Dear Members, it has been a a couple of years since I have been smoking pipes. I have 10 of them. Now I want to purchase a savinelli. My question is which one? I prefer the #623 which is a bulldog 1/4 bend
http://www.frenchyspipes.com/index.php?crn=207&rn=3400&action=show_detail

or the #320
http://www.frenchyspipes.com/index.php?crn=207&rn=3575&action=show_detail
which looks like less of a 1/4 bend, maybe a 1/8 bend. I find that straight pipes are hard on the mouth and pipes that have too much of a bend are annoying. So it's a toss between the savinelli#623(spigot, punto oro), and the #320 porto cervo or tundra.

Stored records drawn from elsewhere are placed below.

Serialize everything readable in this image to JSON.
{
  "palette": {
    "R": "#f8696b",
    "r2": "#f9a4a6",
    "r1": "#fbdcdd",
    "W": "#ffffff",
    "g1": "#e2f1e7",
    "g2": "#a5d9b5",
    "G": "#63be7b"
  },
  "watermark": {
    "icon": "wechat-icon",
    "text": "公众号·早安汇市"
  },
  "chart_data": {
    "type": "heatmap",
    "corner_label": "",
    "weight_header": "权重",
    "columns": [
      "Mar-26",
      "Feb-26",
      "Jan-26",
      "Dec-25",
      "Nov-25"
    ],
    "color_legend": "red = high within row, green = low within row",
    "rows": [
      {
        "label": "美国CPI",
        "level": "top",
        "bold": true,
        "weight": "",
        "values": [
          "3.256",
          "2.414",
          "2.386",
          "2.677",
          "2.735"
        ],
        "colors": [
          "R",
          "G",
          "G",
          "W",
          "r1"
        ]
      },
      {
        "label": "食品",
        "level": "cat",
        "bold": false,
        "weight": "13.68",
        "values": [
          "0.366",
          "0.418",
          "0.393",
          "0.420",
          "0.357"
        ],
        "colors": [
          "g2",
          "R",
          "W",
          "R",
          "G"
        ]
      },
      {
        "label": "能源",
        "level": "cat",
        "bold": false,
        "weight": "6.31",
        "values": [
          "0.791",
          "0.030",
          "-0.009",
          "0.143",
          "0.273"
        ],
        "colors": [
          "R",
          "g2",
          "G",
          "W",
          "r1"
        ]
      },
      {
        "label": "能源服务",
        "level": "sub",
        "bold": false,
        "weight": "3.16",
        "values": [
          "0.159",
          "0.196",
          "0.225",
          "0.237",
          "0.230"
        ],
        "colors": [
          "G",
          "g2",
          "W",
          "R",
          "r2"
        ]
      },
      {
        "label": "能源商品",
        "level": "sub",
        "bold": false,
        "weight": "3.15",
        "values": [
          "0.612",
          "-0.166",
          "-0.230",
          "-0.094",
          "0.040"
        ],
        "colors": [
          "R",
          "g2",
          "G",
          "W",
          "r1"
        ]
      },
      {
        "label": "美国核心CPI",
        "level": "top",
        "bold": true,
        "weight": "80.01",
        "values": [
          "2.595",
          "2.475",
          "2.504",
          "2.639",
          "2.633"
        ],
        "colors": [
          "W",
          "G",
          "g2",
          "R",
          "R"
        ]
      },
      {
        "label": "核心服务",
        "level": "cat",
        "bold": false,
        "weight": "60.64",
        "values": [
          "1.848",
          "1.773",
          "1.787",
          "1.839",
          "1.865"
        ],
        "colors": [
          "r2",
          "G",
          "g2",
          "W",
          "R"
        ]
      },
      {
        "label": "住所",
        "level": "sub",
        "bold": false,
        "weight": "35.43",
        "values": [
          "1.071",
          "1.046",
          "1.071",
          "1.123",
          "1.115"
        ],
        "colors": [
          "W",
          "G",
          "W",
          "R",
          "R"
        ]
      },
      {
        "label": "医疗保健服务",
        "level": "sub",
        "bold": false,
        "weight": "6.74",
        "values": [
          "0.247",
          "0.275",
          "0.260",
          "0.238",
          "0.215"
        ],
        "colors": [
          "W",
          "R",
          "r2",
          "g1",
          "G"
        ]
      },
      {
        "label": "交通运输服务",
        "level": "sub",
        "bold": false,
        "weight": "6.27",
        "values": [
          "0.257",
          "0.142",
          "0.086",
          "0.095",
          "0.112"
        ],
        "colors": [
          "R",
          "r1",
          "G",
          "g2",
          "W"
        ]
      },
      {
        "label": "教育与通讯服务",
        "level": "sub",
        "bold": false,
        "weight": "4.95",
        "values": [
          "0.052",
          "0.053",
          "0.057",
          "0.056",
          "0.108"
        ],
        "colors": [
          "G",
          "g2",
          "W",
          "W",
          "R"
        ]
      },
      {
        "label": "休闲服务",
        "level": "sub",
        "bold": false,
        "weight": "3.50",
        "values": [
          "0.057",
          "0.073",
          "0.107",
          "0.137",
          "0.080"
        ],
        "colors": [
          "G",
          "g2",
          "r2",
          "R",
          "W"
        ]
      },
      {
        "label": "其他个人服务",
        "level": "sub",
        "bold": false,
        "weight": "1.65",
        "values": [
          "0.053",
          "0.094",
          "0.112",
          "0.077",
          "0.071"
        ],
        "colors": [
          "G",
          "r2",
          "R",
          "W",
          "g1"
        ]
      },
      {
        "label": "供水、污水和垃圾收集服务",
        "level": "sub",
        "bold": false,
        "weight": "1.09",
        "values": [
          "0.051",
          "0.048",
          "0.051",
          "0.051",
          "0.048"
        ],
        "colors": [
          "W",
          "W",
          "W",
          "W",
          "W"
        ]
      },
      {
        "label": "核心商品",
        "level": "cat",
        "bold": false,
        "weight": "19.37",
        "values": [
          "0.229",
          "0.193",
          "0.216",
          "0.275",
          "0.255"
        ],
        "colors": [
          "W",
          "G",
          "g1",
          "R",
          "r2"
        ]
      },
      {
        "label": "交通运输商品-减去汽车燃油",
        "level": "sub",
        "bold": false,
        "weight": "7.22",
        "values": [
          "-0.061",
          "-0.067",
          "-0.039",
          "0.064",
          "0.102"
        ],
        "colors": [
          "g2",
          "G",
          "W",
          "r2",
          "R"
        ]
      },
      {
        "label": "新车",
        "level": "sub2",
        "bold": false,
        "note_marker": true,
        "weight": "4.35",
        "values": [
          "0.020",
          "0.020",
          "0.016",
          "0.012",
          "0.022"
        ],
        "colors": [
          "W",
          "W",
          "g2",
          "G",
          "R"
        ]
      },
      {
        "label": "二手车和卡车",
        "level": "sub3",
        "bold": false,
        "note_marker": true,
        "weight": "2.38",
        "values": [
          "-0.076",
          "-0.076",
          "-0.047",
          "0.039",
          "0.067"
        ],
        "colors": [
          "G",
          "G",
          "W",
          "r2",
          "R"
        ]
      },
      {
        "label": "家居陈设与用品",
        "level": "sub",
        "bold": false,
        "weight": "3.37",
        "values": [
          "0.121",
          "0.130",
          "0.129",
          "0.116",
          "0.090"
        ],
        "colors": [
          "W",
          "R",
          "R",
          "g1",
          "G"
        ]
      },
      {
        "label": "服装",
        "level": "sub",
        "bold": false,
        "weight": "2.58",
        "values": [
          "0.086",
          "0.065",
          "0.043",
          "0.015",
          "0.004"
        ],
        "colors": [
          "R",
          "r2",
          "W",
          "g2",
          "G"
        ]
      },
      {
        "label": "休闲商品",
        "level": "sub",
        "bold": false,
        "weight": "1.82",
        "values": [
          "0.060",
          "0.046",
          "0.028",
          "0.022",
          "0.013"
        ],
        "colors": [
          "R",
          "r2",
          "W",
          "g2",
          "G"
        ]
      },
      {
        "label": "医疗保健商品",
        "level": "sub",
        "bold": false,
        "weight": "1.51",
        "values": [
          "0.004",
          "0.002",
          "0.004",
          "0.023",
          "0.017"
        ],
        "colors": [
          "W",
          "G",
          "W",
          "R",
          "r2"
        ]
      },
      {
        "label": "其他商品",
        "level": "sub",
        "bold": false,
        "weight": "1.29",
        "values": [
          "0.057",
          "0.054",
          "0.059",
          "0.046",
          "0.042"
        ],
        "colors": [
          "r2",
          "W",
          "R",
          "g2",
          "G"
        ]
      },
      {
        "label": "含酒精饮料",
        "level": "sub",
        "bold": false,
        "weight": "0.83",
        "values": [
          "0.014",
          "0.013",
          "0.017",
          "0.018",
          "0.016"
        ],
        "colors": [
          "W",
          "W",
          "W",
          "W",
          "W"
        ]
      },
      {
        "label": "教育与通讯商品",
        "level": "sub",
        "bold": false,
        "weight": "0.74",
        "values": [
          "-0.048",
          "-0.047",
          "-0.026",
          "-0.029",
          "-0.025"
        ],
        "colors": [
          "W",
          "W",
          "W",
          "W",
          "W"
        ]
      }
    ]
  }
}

I find that the #623 spigot is nice, but looks unusual because of the diamond shaped body or whatever you call end after the bowl that is connected to the round mouthpiece. Check out the pipe at this link 2nd last one
http://www.smoke.co.uk/acatalog/Savinelli_Black_Spigot.html

The #673 is the same pipe, but round instead of square, but I find the square body gives the pipe a nice look. Anyway the bulldogs look nicer with a square body in my opinion. Any members out there that can help me out. I'm just looking for a comfortable savinelli that is not hard on the mouth. thanks
Adamo


----------



## bpcr (May 13, 2006)

I have the 320 and love it .. it has enough bend to make it comfortable without holding it all the time ....:2


----------



## dmkerr (Oct 27, 2008)

Bulldogs are probably the most comfortable pipes in my humble opinion. I prefer larger pipes so I only have one 'dog. But even my oversized bulldog is extrememly comfy.


----------



## Quick_nick (Feb 10, 2008)

I have the Tundra 320 and it's great. You don't see many of the author shapes anymore so it's a classic.


----------



## Adamo (Dec 23, 2008)

thanks for the help. I just wanted to be sure that the bend with the # 320 is enough, but not too much. From the pics I looked at the bend is very minimal. With the # 623 the bend look more like well a bend. I will go for the #320 model either the tundra or the porto cervo. thanks you guys.

Adamo


----------



## Professor Mike (Jun 25, 2008)

Adamo said:


> thanks for the help. I just wanted to be sure that the bend with the # 320 is enough, but not too much. From the pics I looked at the bend is very minimal. With the # 623 the bend look more like well a bend. I will go for the #320 model either the tundra or the porto cervo. thanks you guys.
> 
> Adamo


 Adamo go for the 320Tundra EX. you won't be dissappointed!!!!!!!!!!!!!!!!

Mike


----------



## Adamo (Dec 23, 2008)

Dear Mike, I talked to Frenchy and he stated that the savinelli #320 are author pipes and the shank/bit is fat. They are his best sellers, but not as comfortable as the bent bulldogs. The savinelli that is more comfortable and is a bent bulldog is the savinelli #623(but the price is a bit steep).The stanwell #191 or the Butz Choquin #1027 are easier on the mouth and same quality. Frenchy stated that he would go for the bent bulldog. I think I will take his advice and purchase the butz#1027. My search is almost over.
Adamo


----------



## Quick_nick (Feb 10, 2008)

You can't really go wrong, I have a 320 Tundra and it's a great smoker and doesn't seem to hold in the teeth too bad. The bit is a bit fat and not as wide as I like though. You should get what you're comfortable with imo.


----------



## Professor Mike (Jun 25, 2008)

Adamo said:


> Dear Mike, I talked to Frenchy and he stated that the savinelli #320 are author pipes and the shank/bit is fat. They are his best sellers, but not as comfortable as the bent bulldogs. The savinelli that is more comfortable and is a bent bulldog is the savinelli #623(but the price is a bit steep).The stanwell #191 or the Butz Choquin #1027 are easier on the mouth and same quality. Frenchy stated that he would go for the bent bulldog. I think I will take his advice and purchase the butz#1027. My search is almost over.
> Adamo


Adamo:
The Butz is a good choice. I have a couple that are excellent smokers and reasonalbly priced. Enjoy!!!!!!!!!!

Mike


----------